The after-hours garden - young plants growing to transplant size on the unheated sunporch. Peas in an eavestrough in the front.
Category: Garden, Seeds  | Leave a Comment
Author: mandyrose
• Friday, April 01st, 2011

The year's first chives - one of the first things up

Everywhere around me, people are seeming disgusted with the weather.  It’s too cold for them.  They post facebook statuses addressed directly and sarcastically to “dear spring”, expressing displeasure, they decide not to go out yet.  I am the odd one out.  I do not mind a slow spring.
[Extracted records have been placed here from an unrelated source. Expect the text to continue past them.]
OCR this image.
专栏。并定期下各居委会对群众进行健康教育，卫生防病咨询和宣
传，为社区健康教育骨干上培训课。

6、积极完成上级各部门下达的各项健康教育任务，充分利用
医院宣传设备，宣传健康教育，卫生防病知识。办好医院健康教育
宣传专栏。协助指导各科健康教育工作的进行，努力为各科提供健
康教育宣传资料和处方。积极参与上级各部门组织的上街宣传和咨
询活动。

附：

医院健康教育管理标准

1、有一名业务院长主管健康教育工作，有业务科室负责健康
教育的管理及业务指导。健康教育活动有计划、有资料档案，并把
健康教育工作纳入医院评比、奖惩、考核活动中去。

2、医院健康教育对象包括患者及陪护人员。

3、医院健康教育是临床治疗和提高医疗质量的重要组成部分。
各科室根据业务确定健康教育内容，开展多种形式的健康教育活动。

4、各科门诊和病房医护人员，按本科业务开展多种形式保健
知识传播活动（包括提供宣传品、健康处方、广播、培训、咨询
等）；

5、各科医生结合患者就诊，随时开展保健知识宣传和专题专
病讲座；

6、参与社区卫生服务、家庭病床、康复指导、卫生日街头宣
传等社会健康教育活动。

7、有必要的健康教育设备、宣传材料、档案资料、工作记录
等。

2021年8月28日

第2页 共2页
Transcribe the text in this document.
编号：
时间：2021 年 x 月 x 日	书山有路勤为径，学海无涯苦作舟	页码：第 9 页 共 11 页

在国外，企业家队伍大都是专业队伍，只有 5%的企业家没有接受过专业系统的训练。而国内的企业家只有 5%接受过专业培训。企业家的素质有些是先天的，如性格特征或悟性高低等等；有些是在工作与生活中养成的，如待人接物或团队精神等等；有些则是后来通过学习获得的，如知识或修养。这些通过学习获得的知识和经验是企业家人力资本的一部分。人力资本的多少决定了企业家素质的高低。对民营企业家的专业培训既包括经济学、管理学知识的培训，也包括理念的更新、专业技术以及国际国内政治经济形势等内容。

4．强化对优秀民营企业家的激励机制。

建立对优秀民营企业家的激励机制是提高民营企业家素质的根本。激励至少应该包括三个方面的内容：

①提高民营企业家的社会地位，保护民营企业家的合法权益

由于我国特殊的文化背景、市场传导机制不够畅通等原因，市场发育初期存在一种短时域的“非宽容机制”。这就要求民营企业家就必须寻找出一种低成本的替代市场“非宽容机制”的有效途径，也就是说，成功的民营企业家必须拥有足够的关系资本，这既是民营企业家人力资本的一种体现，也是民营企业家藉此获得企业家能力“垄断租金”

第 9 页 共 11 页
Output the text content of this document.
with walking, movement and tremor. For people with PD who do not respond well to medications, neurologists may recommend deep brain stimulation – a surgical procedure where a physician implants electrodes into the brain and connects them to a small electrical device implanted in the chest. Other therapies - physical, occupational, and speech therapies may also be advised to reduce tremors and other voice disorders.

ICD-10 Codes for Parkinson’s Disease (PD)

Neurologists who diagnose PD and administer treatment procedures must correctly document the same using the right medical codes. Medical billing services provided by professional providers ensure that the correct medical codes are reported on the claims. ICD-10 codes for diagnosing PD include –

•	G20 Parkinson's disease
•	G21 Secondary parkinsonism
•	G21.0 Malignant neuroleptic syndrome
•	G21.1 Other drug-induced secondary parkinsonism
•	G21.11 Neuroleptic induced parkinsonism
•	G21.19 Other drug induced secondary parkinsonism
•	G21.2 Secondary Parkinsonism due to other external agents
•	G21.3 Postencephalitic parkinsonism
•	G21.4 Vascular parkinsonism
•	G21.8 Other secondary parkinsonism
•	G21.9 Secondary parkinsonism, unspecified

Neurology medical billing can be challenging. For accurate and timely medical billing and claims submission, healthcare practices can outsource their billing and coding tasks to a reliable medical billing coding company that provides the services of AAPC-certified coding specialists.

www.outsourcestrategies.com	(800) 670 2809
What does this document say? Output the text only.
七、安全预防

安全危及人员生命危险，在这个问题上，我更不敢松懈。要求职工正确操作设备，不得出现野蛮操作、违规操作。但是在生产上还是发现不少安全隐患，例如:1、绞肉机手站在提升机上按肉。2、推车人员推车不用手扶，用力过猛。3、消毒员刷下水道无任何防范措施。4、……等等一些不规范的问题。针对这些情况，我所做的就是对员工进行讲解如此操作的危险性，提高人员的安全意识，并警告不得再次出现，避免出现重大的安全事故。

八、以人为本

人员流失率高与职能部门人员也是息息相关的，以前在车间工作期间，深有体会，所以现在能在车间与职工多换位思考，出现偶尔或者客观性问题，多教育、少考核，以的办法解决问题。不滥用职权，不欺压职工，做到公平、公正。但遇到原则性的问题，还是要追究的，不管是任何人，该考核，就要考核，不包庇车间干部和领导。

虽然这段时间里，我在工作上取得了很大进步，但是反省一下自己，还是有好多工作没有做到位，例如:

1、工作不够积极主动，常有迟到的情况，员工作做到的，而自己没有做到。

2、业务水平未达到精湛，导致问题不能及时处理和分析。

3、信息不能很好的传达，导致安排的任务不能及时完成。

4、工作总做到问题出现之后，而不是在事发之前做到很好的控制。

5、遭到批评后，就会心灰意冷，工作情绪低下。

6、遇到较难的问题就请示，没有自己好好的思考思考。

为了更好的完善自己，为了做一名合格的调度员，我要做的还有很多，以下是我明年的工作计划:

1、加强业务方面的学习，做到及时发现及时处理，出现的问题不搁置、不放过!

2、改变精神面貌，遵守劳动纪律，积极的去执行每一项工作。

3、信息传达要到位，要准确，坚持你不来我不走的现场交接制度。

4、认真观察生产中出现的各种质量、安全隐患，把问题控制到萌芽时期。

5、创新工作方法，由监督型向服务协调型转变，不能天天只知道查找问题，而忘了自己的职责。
In fact, some of the recent fast-and-hot springs really freaked me out.  After living in the same general part of the world all my life, something in my bones felt like it’s not supposed to be as warm in March and April as it got. Spring flowers withered fast.  Two years in a row, we had no real apple or cherry production on the trees, after their blossoms burst forth early, only to meet with a lack of pollinators, and a killing frost after too-warm weather.  Spinach was over and done with way early, and I couldn’t keep up with the accelerated speed plants needed to go into the ground, complicated by the unpredictability of summer temperatures that could plummet to a freeze later that week.  Too warm too early means those who are prematurely sprouting and blossoming are at the mercy of late frosts, that in our area, often still happen in May.

Rows of radishes and hardy greens being sown

By contrast, I love gentle, cool growing seasons.  The cool season crops are some of my favorites.  Interesting lettuces, complex salads of new greens that are tender and mild, spinach, peas, cabbage, radishes, chives, cilantro, chervil, etc, are all crops that begin to suffer, change, or finish completely as soon as weather turns hot.  The peppers, tomatoes, celery, and others that cannot be chilled are cozily growing indoors, but outdoors I can work in the chilly soil and plant the seeds that don’t mind the cold, and even germinate more happily with a couple frosts.

The other big thing is the maple sap.  We thought maple syrup season was over here, a couple weeks ago, when the weather stopped freezing at night.  But this past couple weeks of cooler temperatures and freezes has prolonged the season, the sap is running heavily right now, and we’ll be able to make that much more syrup than we would have if the weather had stayed warm.